4. The composition of claim 3, further comprising one or more additional ingredients selected from the group consisting of antioxidants, coenzymes, and minerals.

5. The composition of claim 3 or 4 in the form of a tablet, pill, troche, lozenge, capsule, granule or powder.

6. The composition of claim 5, wherein the tablet is a chewable tablet.
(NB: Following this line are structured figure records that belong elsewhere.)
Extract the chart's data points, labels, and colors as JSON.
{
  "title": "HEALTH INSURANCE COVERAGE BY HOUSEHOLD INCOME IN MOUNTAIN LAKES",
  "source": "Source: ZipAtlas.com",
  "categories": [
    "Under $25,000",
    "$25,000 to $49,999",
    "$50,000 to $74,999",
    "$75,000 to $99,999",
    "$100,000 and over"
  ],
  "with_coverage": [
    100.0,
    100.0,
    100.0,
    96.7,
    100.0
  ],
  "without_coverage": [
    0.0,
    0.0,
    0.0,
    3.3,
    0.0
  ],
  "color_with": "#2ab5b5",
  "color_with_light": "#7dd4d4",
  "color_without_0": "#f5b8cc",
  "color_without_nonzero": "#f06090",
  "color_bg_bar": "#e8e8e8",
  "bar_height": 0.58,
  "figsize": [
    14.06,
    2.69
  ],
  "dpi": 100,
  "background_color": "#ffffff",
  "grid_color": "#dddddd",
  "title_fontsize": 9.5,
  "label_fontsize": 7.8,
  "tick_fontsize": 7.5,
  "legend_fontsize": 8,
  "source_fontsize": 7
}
7. A composition according to claim 3 or 4 in unit dosage form comprising as active ingredient a fumarate salt of formula (I) comprising 50-2000mg L-carnitine inner salt or isovaleryl L-carnitine inner salt.

8. The composition of claim 7, comprising 100-1000mg of L-carnitine inner salt or isovaleryl L-carnitine inner salt.

9. Use of a composition according to any one of claims 3 to 4 for the preparation of a food additive, dietary supplement or medicament for human consumption.

10. Use of a composition according to any one of claims 3 to 4 as a veterinary feed additive.